8- Pourquoi avoir choisi la fille de Coll Coyle le héros de votre premier roman pour le personnage de “Grace” ?


Je ne l’ai pas choisie, c’est elle qui m’a choisi. C’est comme d’habitude, souvent, je déchiffre des messages un peu obscurs dont je ne sais pas très bien ce qu’ils sont, venus de mon subconscient et puis finalement j’ai découvert qui elle était en commençant à écrire. A chaque fois que je débute un roman, je m’aperçois que je n’ai pas envie de l’écrire. Ca tourne presque à la plaisanterie. Il existe un conflit entre mon subconscient qui m’entraîne à faire des choses et ma conscience qui ne ne veut pas les faire. Et le plus souvent je réalise que c’est justement  les raisons pour lesquelles j’ai peur de le faire qui m’incitent à l’écrire. C’est quelque chose qui doit être regardé de près qui me rend nerveux.

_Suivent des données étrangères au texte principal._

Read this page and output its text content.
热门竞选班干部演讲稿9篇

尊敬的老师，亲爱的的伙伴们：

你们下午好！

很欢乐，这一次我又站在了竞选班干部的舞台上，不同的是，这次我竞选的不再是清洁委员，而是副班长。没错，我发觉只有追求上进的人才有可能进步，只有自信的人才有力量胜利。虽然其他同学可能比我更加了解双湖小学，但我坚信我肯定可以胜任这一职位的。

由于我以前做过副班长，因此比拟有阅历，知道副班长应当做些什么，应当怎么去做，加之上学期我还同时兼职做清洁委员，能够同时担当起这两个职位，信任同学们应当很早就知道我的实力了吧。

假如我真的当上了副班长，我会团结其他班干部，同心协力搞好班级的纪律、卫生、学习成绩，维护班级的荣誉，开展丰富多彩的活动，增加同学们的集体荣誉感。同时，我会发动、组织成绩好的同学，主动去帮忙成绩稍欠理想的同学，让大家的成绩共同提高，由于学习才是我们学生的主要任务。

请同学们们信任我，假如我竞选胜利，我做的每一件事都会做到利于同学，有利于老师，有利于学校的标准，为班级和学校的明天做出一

9- Vos trois romans sont des fresques historiques mais qu’est ce qui vous émeut le plus dans notre époque ? N’y a-t-il pas matière à roman dans la situation actuelle ? Je connais le sujet de votre prochain roman “beyond the sea”. Quelle est la raison qui vous fait quitter l’Irlande pour des rivages beaucoup plus lointains ?

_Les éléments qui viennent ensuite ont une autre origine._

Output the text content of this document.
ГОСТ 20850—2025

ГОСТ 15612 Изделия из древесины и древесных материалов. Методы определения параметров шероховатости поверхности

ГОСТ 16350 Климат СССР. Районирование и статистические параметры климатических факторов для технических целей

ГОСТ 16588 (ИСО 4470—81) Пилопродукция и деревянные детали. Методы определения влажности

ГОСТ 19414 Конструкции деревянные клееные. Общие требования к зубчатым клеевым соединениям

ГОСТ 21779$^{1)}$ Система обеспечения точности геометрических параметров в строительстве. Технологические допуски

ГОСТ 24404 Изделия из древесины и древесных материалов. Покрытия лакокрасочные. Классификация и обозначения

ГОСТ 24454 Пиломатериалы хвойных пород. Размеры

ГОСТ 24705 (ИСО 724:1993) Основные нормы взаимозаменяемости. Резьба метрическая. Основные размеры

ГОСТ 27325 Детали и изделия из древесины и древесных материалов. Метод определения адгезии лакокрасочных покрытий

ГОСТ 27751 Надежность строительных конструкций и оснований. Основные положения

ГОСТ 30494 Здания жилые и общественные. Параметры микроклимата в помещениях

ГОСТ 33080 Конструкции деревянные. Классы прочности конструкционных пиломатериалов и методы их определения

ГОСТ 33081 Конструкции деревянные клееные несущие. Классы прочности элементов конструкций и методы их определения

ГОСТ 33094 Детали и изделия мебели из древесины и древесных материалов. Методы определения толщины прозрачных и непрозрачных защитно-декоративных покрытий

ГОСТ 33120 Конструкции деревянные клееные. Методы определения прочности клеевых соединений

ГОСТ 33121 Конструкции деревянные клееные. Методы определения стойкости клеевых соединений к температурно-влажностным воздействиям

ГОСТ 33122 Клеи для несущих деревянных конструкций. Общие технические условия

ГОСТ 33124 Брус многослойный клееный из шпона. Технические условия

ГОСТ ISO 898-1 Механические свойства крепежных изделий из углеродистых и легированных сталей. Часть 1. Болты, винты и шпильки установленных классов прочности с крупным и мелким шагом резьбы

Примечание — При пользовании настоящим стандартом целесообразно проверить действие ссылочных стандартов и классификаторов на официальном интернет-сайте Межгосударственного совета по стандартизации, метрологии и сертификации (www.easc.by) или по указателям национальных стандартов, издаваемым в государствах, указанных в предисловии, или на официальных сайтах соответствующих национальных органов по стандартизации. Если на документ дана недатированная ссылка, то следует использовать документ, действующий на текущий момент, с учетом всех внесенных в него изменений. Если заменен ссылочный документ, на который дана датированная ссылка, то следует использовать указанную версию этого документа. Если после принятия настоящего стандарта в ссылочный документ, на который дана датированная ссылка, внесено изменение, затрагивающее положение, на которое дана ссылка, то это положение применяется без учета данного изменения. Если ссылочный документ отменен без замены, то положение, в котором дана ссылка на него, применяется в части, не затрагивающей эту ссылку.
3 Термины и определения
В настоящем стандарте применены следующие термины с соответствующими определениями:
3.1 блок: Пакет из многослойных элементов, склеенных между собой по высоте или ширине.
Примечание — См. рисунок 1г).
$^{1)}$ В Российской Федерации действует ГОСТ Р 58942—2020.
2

Pour moi, l’Histoire, c’est une façon de traiter du contemporain. Il y a toujours un écho du présent dans le passé. A l’époque où j’ai écrit “Un ciel rouge le matin”, il y avait en Irlande tout un débat sur l’immigration et pour la première fois depuis le XIXème siècle, beaucoup de jeunes irlandais quittaient le pays en masse à cause de la crise économique et du coup ces questions très contemporaines ont trouvé leur chemin dans cette Irlande du XIXème siècle qu’abordait le roman. Pareillement, “la neige noire”, je l’ai écrit après l’effondrement de l’économie irlandaise dans les années 2010. Dans le roman, se produit un grand incendie dont on ne connaît pas les coupables et l’Irlande se déchirait pour connaître les raisons de cette crise économique, cherchant les coupables. En fait, c’est comme si nous n’acceptions pas qu’il y ait à un moment donné des choses qui ne s’expliquent pas, comme si nous ne pouvions pas gérer ce qui reste inconnu. Dans le roman personne ne sait qui a mis le feu à cette étable et tout le monde fait comme s’il savait. Les personnages principaux agissent comme s’ils en étaient certains mais il n’y aucune certitude. Au moment où j’écrivais “Grace”, il y avait le drame syrien qui était présent dans mon esprit et qui est en arrière plan, en résonance. Dans “Un ciel rouge le matin”, on voit la façon dont les Irlandais traversent l’Atlantique à bord de bateaux dans des conditions dramatiques, c’est la même tragédie que celle vécue par les Syriens tentant de rejoindre l’Europe. Quand j’écris, j’ai toujours le présent à l’esprit et je pense que la littérature peut traiter du réel, ce que le journalisme ne peut pas toujours faire correctement.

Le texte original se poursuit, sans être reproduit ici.